Разговор был прерван появлением Ренэ. Он возвратился и пригласил обоих к столу. На несчастье молодого доктора случилось так, что поручик и его дама заняли места поблизости нескольких офицеров, которые, конечно, сейчас же узнали Сэн-Круа. Среди гостей воцарилось многозначительное молчание. Однако, как ни строго следили за нравственными качествами дам, принимавшими участие в банкете, все же никто не решился беспокоить блестящих гостей и, после некоторой паузы, пиршество продолжалось беспрепятственно.
— Куда к черту девался Камилл Териа? — спросил один студент своего соседа Бутиля, бывшего торговца пряностями, которого он ввел сюда, как гостя.
— Я тоже не вижу его, — ответил Бутиль, — если я не ошибаюсь, он вышел из зала в то время, когда пели.

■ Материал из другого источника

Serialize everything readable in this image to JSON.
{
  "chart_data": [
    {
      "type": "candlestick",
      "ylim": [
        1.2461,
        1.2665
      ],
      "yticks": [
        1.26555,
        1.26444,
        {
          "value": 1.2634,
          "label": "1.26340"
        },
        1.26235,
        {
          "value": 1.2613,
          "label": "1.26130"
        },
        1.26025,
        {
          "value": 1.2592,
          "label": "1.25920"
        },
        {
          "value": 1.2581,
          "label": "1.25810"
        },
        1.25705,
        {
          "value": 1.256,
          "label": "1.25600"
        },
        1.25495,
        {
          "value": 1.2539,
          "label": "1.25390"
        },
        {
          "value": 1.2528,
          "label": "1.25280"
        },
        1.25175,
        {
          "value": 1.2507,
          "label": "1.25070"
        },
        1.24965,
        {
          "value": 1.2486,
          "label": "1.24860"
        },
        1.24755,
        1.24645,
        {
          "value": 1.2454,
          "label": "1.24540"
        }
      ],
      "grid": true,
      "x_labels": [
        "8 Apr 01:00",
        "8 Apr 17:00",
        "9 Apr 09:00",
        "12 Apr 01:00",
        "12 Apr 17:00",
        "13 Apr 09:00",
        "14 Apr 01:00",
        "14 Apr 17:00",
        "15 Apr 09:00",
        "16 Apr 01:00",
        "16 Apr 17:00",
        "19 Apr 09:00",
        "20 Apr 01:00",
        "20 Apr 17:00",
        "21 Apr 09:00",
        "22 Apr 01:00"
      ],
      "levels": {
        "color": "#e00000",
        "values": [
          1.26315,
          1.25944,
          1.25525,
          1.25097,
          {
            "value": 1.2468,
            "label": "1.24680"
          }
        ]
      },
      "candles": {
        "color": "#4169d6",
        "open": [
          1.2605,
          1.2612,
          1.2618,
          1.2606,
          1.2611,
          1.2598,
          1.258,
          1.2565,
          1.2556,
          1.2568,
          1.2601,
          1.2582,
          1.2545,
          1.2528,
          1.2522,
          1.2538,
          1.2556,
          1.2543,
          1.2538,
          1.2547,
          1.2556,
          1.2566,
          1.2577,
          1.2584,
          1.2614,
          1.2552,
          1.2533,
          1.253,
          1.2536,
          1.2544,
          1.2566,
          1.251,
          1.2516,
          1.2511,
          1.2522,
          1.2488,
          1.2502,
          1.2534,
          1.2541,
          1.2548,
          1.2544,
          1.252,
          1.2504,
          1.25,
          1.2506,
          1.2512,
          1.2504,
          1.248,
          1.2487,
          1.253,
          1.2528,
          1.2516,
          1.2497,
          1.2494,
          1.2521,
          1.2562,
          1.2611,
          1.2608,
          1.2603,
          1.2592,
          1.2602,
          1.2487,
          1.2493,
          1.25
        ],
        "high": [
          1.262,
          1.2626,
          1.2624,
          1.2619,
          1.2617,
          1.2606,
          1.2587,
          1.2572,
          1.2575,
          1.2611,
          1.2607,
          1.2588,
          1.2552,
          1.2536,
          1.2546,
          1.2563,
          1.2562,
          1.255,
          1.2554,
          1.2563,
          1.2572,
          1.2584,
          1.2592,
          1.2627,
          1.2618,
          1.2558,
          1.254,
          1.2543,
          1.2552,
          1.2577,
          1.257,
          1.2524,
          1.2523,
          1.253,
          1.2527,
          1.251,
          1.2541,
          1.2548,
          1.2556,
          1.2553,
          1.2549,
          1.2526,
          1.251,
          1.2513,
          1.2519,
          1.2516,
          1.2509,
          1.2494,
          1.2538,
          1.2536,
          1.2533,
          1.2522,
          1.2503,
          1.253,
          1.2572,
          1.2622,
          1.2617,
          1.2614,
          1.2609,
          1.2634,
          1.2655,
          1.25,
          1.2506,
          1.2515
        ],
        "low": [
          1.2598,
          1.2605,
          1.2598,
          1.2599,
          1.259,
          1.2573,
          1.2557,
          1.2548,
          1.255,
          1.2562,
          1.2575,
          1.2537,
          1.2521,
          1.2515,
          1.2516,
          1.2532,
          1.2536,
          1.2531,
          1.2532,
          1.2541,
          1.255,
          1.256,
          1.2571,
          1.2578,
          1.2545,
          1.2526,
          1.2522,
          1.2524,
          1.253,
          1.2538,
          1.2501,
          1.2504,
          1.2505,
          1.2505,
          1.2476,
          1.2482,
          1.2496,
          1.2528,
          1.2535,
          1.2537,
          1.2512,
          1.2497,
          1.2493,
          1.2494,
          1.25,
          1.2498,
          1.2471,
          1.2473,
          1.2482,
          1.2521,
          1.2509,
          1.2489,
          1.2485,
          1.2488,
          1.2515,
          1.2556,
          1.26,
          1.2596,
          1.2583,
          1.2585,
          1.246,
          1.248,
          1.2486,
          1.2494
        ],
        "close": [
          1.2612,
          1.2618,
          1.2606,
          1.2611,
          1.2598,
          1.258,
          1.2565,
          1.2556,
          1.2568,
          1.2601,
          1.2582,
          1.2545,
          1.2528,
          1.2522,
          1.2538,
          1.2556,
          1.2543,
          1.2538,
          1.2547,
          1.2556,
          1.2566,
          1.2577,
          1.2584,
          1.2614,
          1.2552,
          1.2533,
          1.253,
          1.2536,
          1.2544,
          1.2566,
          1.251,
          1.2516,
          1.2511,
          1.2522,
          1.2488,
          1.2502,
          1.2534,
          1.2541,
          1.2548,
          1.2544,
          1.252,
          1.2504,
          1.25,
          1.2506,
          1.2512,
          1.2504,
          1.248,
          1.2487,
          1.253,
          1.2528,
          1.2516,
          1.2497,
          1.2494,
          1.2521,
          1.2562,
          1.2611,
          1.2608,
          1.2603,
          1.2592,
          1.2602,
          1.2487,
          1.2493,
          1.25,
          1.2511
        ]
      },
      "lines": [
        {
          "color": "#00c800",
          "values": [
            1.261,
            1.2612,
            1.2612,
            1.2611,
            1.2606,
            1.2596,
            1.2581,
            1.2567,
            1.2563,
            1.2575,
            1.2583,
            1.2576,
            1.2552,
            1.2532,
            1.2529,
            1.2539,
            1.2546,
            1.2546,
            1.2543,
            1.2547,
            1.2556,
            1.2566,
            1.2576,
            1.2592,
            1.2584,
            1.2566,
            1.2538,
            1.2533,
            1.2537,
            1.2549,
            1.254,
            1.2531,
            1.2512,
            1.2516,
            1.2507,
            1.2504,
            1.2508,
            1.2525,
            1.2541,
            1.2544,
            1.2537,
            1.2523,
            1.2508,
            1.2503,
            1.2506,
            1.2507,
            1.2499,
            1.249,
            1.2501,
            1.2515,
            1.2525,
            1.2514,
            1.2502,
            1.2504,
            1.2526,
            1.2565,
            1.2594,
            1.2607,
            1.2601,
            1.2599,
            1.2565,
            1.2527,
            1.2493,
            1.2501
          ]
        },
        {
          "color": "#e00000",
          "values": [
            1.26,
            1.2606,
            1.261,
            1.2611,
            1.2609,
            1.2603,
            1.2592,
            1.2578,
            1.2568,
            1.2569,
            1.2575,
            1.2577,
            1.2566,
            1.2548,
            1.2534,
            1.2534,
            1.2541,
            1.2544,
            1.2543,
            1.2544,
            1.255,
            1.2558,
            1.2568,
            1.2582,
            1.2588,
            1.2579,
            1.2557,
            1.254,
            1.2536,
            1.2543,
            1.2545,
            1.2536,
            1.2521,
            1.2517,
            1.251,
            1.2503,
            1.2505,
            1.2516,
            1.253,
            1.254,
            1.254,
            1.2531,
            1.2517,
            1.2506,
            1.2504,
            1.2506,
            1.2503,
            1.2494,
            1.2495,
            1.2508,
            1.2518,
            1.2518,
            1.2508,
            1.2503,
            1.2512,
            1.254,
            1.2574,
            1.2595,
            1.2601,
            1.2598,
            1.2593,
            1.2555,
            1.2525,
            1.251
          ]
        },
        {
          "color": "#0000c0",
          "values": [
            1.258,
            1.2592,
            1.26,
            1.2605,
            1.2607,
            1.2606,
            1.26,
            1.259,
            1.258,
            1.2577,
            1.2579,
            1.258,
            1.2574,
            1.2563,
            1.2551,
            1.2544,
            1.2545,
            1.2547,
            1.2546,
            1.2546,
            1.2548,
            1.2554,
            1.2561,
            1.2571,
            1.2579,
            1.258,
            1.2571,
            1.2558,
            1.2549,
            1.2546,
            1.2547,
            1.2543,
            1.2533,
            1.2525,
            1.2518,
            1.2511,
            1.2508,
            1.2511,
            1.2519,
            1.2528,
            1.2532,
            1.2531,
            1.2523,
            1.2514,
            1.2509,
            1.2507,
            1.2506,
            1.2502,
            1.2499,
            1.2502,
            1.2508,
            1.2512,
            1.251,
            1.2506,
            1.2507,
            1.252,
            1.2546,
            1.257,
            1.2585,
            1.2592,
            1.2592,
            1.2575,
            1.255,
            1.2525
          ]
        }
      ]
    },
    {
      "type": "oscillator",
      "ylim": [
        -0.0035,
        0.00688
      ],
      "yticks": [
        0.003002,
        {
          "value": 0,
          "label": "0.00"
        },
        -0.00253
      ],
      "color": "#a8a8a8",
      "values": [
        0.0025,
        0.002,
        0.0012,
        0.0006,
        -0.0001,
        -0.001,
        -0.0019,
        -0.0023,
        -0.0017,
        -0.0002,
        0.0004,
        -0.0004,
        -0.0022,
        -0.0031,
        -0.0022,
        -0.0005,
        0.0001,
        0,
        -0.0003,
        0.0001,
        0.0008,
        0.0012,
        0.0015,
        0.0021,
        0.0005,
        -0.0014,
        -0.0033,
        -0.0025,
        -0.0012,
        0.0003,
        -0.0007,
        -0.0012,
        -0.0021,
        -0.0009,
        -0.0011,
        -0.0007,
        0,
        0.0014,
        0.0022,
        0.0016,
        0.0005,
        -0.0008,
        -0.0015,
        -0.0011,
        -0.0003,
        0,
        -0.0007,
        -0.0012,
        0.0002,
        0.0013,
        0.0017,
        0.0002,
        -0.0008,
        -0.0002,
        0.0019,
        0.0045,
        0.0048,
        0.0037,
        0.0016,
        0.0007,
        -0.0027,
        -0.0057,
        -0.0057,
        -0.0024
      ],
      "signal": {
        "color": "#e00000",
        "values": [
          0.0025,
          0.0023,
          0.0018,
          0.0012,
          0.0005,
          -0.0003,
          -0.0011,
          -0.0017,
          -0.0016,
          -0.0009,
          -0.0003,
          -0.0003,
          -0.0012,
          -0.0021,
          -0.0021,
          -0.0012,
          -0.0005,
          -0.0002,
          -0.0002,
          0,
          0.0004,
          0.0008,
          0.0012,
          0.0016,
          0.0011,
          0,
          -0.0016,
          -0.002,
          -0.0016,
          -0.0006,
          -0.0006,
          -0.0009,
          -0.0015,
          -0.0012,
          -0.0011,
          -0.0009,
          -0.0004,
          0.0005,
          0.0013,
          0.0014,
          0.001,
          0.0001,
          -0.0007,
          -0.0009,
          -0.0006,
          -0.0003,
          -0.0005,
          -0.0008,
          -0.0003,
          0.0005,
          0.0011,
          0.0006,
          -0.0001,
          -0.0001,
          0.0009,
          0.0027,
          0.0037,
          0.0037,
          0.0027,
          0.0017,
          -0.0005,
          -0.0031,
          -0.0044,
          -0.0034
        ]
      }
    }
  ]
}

— Да, — подтвердил кто-то, — он стремительно бросился к дверям. Впрочем, вот он идет.
Камилл Териа снова появился в зале. В этот самый момент к креслам Сэн-Круа и маркизы подошли два итальянских студента. Распределитель букетов обратился к красавице со стихами и, вынимая из-под своей широкой пелерины маленький букетик из сосновых ветвей, обратился к ней со словами:
— Итак, прелестная принцесса, позвольте преподнести Вам букетик, как награду за Вашу красоту и добродетель.
Но в этот самый момент он был отброшен в сторону, и Камилл Териа бросился к Марии де Бренвилье со словами:
— Нет букета для этой бесстыдной женщины!
Панический страх овладел всеми присутствовавшими. Камилл крикнул настолько громко, что его слова раздались по всему залу.
Подбежал изумленный Ренэ и воскликнул:
— Камилл, Камилл! Что Вы делаете? Ведь это — мои гости.
— Тем хуже для Вас, Ренэ, если у Вас такие друзья, — произнес Камилл, а затем обратился к маркизе Бренвилье: — Где твои клятвы и уверения, которыми ты околдовала меня? Где твои обещания? Ах, какая невыносимая боль у меня здесь, в груди! — крикнул молодой человек в неистовстве.
Маркиза, несмотря на все свое самообладание, дрожала и бледнела.
— Ты мне должна принадлежать, ты должна быть моей, — крикнул Териа.
При этих словах сцена переменилась. Сэн-Круа, до тех пор хранивший мрачное молчание, нашел, вероятно, что дольше не может оставаться праздным зрителем. Он взял в руку шпагу, стал между Камиллом и маркизой, и сказал Камиллу:
— Довольно! Вы можете ревновать, можете приходить в отчаяние, но Ваши страдания не дают Вам права оскорблять мою даму. Еще одно слово — и Вы раскаетесь.
— Ах, я чувствую, произойдет несчастье! — воскликнул Гюэ.
— Господа, господа! Опомнитесь! — раздались голоса.
— Где распорядители? — послышались вопросы.